The federation is planning a media campaign and said it will address the Environment Committee in Parliament.

“Environmental NGOs have a unified stance on this issue. We are going to resort to court if the demands are not met. We demand that the government corrects its mistake,” Shoshan highlighted.

Minister of Agriculture Khaled Hneifat noted that the ad provides prices for the contents of the land offered for sale at auction, but indicated that the ministry will not allow the cutting of trees.

“All trees across the Kingdom are property of the Ministry of Agriculture, whether on private or public lands, and anyone planning to cut down a tree must take the approval of the ministry… we will not allow cutting down any tree in Dibbeen,” Hneifat said in a statement e-mailed to The Jordan Times on Tuesday.

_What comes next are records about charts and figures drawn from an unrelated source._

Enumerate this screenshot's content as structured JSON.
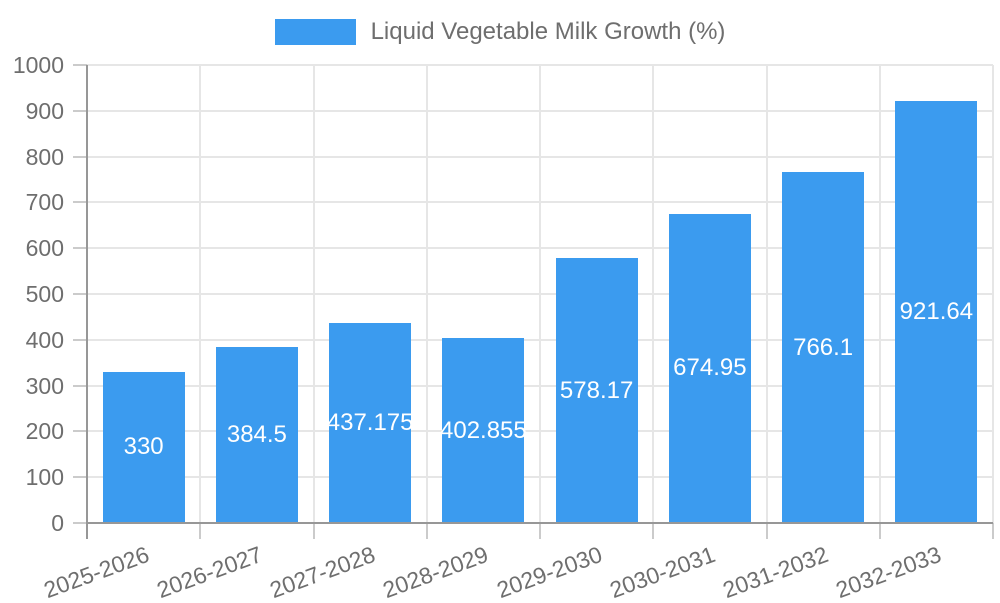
{
  "legend": {
    "label": "Liquid Vegetable Milk Growth (%)"
  },
  "colors": {
    "bar": "#3b9bef",
    "axis_text": "#6e6e6e",
    "grid_line": "#e6e6e6",
    "axis_line": "#979797",
    "tick_mark": "#cbcbcb",
    "bar_label_text": "#ffffff",
    "background": "#ffffff"
  },
  "chart_data": {
    "type": "bar",
    "title": "",
    "legend_label": "Liquid Vegetable Milk Growth (%)",
    "legend_position": "top-center",
    "categories": [
      "2025-2026",
      "2026-2027",
      "2027-2028",
      "2028-2029",
      "2029-2030",
      "2030-2031",
      "2031-2032",
      "2032-2033"
    ],
    "series": [
      {
        "name": "Liquid Vegetable Milk Growth (%)",
        "values": [
          330,
          384.5,
          437.175,
          402.855,
          578.17,
          674.95,
          766.1,
          921.64
        ],
        "value_labels": [
          "330",
          "384.5",
          "437.175",
          "402.855",
          "578.17",
          "674.95",
          "766.1",
          "921.64"
        ]
      }
    ],
    "ylim": [
      0,
      1000
    ],
    "ytick_step": 100,
    "ytick_labels": [
      "0",
      "100",
      "200",
      "300",
      "400",
      "500",
      "600",
      "700",
      "800",
      "900",
      "1000"
    ],
    "grid": "on",
    "xlabel": "",
    "ylabel": "",
    "value_labels_position": "inside-center",
    "xtick_rotation_deg": -20
  }
}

Located in Jerash Governorate, 48 kilometres north of Amman, the Dibbeen Forest Reserve was established in 2004 with the aim of protecting Aleppo pines, especially since Dibbeen is the driest place in the world in which Aleppo pines grow naturally, with an average rainfall of around 400 millimetres per year, according to the Royal Society for the Conservation of Nature.

 

The Dibbeen forest is home to at least 17 threatened species, including the Persian squirrel, in addition to over a quarter of the butterfly species that exist in the Kingdom. It extends over 8.5 square kilometres of mountainous topography, rich with pine and oak trees.